Most nights he looked forward to coming home.
But tonight would be different. Brandon’s footsteps
dragged as he realized those sweet evenings with his
daughter were about to end, perhaps forever.

All the way home, he had wrestled with the
wrenching decision. If he could not get rid of Will
Smith, then he would have no choice except to send
Jenny away before things got any further out of hand.
His sister in Maryland had offered to take Jenny in
so that she could attend a nearby girls’ preparatory
school. Jenny had shown no interest in going, so
Brandon, reluctant to part with her, had not pushed
the plan. But now…

He paused in the shadow of a gnarled pine tree.
His clenched fists thrust deep into his pockets as he
gazed up at the cold, silver disk of the moon.

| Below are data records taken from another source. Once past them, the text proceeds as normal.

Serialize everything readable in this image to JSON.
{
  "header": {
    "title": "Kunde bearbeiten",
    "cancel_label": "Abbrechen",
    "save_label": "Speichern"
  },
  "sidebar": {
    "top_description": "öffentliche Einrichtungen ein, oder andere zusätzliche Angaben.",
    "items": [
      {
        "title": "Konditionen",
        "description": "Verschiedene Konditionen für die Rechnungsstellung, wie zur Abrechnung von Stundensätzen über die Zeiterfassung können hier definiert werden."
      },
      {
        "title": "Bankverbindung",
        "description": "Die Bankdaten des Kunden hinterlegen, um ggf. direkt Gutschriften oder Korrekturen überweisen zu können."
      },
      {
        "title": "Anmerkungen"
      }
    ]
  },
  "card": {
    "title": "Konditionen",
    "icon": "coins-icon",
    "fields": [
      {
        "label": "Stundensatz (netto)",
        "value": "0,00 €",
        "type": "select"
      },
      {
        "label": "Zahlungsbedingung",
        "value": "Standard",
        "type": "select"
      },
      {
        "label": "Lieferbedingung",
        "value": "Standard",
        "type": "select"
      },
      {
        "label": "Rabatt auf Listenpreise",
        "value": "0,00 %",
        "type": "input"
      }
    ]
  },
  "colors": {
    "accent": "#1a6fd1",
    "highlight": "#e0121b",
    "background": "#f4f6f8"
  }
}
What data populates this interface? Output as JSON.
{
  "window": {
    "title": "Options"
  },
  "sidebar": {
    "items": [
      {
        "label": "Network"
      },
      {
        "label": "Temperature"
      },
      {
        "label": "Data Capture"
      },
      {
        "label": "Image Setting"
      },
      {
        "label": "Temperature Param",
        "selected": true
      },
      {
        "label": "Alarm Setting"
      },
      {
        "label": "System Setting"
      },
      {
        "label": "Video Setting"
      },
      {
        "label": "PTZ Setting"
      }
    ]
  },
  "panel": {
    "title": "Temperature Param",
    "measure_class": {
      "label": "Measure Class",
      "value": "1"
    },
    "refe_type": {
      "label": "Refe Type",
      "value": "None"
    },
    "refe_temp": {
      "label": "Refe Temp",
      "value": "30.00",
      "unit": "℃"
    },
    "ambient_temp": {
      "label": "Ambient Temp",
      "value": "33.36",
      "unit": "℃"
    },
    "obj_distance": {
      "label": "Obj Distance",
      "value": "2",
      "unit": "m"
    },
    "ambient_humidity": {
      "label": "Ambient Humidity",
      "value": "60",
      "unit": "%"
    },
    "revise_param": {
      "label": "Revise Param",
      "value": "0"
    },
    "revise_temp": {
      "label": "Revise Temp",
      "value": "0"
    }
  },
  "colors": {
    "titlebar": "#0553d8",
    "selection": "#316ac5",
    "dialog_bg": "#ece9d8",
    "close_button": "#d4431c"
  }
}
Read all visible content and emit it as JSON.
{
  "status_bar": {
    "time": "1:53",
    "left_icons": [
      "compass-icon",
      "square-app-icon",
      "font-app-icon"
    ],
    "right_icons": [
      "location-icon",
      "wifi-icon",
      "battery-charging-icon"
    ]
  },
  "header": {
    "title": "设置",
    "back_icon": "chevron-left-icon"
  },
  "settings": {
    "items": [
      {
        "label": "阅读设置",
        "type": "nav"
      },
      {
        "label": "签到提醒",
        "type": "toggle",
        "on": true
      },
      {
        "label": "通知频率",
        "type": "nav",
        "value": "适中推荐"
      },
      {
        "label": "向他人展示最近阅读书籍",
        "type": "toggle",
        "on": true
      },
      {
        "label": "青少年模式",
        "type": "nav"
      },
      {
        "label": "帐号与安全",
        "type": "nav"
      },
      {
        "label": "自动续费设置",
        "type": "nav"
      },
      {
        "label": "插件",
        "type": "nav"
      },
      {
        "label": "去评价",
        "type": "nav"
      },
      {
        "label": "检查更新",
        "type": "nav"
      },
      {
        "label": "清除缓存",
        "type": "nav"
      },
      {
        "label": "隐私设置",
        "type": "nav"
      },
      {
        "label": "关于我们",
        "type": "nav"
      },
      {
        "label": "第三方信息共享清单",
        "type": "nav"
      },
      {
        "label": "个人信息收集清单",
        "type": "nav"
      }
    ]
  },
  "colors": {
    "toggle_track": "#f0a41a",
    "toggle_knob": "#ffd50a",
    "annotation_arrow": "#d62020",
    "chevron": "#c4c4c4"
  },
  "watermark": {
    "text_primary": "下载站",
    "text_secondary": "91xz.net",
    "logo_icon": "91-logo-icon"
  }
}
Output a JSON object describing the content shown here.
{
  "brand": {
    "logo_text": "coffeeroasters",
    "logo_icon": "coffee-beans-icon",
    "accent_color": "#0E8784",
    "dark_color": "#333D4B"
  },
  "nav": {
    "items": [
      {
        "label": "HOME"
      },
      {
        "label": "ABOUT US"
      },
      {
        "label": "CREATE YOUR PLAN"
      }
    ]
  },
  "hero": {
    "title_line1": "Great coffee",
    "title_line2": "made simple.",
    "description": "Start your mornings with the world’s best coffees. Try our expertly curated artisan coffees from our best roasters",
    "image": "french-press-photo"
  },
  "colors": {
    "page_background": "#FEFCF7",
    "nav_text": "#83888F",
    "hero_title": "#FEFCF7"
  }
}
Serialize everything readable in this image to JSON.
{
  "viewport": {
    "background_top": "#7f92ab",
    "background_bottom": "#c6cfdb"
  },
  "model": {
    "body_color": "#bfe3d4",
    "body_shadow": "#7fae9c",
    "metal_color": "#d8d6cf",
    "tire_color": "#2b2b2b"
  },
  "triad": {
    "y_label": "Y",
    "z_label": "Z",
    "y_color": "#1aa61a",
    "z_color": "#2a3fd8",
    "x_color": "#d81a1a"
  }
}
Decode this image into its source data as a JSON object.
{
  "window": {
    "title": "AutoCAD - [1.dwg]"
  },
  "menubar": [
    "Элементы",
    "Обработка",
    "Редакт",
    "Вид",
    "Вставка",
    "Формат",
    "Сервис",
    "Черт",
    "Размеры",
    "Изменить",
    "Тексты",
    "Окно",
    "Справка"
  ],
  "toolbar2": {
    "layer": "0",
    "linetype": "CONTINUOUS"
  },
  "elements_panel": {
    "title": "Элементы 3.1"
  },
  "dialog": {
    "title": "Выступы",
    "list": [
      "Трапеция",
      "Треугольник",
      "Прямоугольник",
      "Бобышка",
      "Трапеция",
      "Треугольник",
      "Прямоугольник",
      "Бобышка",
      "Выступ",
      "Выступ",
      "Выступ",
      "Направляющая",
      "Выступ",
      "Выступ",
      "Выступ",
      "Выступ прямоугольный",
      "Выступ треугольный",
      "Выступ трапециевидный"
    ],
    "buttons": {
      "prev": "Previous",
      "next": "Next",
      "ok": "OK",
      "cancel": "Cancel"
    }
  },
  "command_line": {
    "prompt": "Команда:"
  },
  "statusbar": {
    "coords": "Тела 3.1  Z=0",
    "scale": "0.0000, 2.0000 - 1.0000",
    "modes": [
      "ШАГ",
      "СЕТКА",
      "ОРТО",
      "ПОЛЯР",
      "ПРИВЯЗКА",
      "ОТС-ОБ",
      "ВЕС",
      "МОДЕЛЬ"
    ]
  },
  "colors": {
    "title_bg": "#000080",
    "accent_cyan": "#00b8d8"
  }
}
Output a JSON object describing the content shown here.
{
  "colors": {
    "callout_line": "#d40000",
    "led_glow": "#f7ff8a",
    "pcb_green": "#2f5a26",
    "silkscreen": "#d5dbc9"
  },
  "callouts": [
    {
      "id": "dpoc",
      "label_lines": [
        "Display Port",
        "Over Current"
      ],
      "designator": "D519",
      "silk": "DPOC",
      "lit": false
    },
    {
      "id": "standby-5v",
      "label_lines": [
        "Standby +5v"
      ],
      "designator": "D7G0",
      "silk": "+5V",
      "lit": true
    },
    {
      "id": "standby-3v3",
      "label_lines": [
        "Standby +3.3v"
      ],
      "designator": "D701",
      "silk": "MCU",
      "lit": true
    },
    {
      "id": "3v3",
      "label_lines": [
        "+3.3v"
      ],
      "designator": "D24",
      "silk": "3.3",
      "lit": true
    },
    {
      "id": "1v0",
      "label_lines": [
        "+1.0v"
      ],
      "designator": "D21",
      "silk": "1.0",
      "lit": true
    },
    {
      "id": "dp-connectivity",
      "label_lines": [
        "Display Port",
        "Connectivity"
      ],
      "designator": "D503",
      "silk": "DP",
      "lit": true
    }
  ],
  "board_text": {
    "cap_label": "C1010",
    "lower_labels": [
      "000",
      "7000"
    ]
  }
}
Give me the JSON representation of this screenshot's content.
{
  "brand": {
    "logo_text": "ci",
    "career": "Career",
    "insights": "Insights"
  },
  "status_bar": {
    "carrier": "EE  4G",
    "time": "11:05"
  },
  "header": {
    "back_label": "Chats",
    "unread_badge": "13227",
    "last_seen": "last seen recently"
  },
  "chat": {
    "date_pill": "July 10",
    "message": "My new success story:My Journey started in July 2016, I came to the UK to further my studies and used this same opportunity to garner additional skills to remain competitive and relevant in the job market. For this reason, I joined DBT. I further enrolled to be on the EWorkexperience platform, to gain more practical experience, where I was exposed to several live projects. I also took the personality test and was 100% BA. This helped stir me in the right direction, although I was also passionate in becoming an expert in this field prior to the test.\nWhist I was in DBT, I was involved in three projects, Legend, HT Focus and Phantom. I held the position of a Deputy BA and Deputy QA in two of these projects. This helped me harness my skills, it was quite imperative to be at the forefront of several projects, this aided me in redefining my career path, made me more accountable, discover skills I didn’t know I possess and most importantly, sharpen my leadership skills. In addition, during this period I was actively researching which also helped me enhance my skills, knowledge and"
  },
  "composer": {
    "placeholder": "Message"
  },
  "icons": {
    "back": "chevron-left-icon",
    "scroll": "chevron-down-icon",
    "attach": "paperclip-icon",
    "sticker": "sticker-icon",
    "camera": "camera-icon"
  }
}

She was so innocent, his Jenny. A reckless, uncaring
boy could easily take advantage of her. Someone
needed to tell her the facts of life for her own protection.
But who? Brandon sighed wearily. It would
hardly be proper for him to instruct her. And he could
not imagine the grim, taciturn Helga broaching such
an intimate subject.

He should have remarried after Ada’s death, he
thought as he forced his steps toward the house. Not
for love—he had long since given up on that sentimental
nonsense—but he should have taken a wife
for Jenny’s sake. He was just beginning to realize
how much the girl had missed having a mother in the
past six years. In remaining single, he had shielded
his own heart but he had failed to meet his daughter’s
needs. No wonder she was so vulnerable, so
hungry for the affection he’d had too little time to
give her.

With a leaden spirit, he mounted the three steps
to the wide, covered porch. Even the aroma of Helga’s
succulent pot roast, which enveloped him like a
warm blanket as he opened the door, did nothing to
raise his spirits.

The house seemed strangely quiet. To Brandon, it
was as if the silence floated ahead of him, casting its
phantom shadow down the tiled hallway with its oak-
paneled walls and tall grandfather clock, through the
parlor with its hefty leather armchairs and into the
dining room where the long table seemed to dwarf
the slight figure in pink who sat in a high-backed
chair on its far side.

Only as he saw her did Brandon realize how much
he’d feared that his daughter might not be here to
welcome him.

“Hello, Papa.” Her voice was thin, her smile as
tenuous as a cobweb. The two of them had not spoken
since last night when he’d caught her opening
her window to young Will Smith. In a rage, Brandon
had ordered Will off the property and sent his
daughter back to bed. Even later, when the house
had quieted down, he had been too upset to go talk
with her.

“Hello, angel.” Brandon tried to sound natural,
but his voice was hoarse with strain. No words could
change what had happened last night. The trusting relationship
they’d shared for so many years would
never be the same again.

They sat on opposite sides of the table, the painful
silence a wall between them as they picked at their
food, pretending to eat. Helga, who took her own
supper early, shuffled in and out with the dishes, her
wrinkled face as impassive as a slab of burled oak.